Nella sua finzione, Françoise racconta della liaison con un uomo che viene nominato solo come X, non particolarmente attraente, anzi tanto diverso dalla donna che parla (peraltro con una stupefacente sorveglianza stilistica da scrittrice smaliziata) e che però le appare come «uno di quegli esseri davanti ai quali tutte le difese crollano prima che ce ne rendiamo conto, soprattutto perché non hanno consapevolezza del loro potere». Le tappe che scandiscono la loro relazione – devozione, sofferenza, gelosia, assenza – sono quelle tipiche dell’attrazione fatale e trascendono il rapporto fisico. Perché l’amore, come canta Brunori Sas, “è un colpo di pistola”, è un’onda che travolge e devasta, ti disarma, lasciandoti in balìa di un dio che ti possiede e parla al posto tuo. È la socratica katokoché: una forma di possessione vera e propria che disloca la Ragione (atopía, la chiama il filosofo) e fa sì che, quando amiamo, non disponiamo più di noi stessi perché il nostro Io ha già perso il consueto ordine delle proprie connessioni per lasciare che sia qualcos’altro ad agirlo. L’istinto e il godimento dei corpi non c’entrano niente, ciò che accade è l’accamparsi di un’entità che si fa arbitro tra la nostra dimensione razionale e quella folle, e l’innamorato che non fa i conti con la parte irrazionale di sé semplicemente non ha mai conosciuto Amore. Il fatto è che non puoi prevederlo né evitarlo, in seguito, perché ti precipita dentro per caso, a condizione che le sue crepe presentino una sufficiente simmetria con le tue, rendendoti un pazzo la cui follia, lungi dall’essere un handicap, è invece ciò che dà alla tua vita il suo unico e possibile interesse.

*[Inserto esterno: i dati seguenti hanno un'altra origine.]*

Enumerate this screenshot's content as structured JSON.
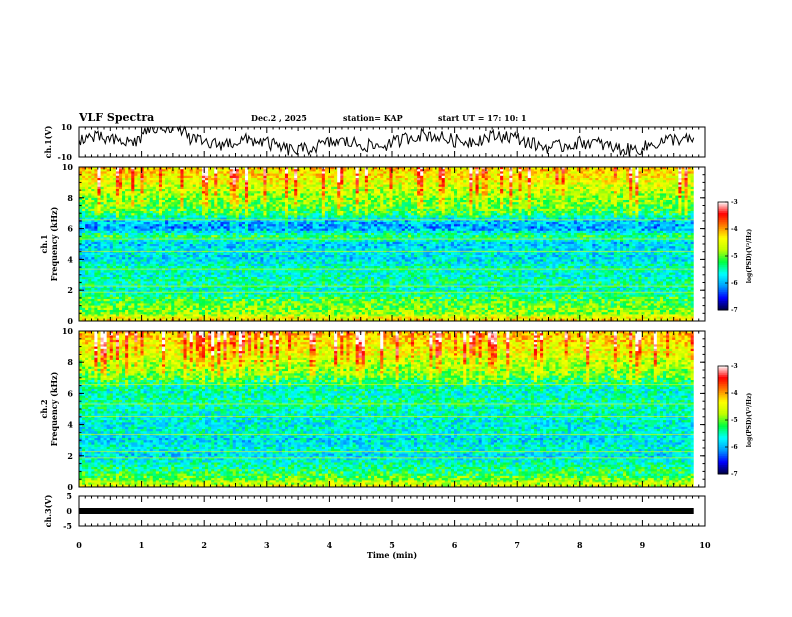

Confesso: il fatto che a dirmelo sia la bellezza quintessenziale che avevo associato all’idea di un’educazione sentimentale rassicurante, foriera di quel “discernimento” e di quella “reciprocità” che si addicono alle relazioni “funzionali”, ha dislocato un po’ anche me, ma tutto sommato posso farmi piacere per un po’ l’idea che tutto ciò che si avvicina alla follia, lungi dall’essere tossico, a volte può risultare persino necessario.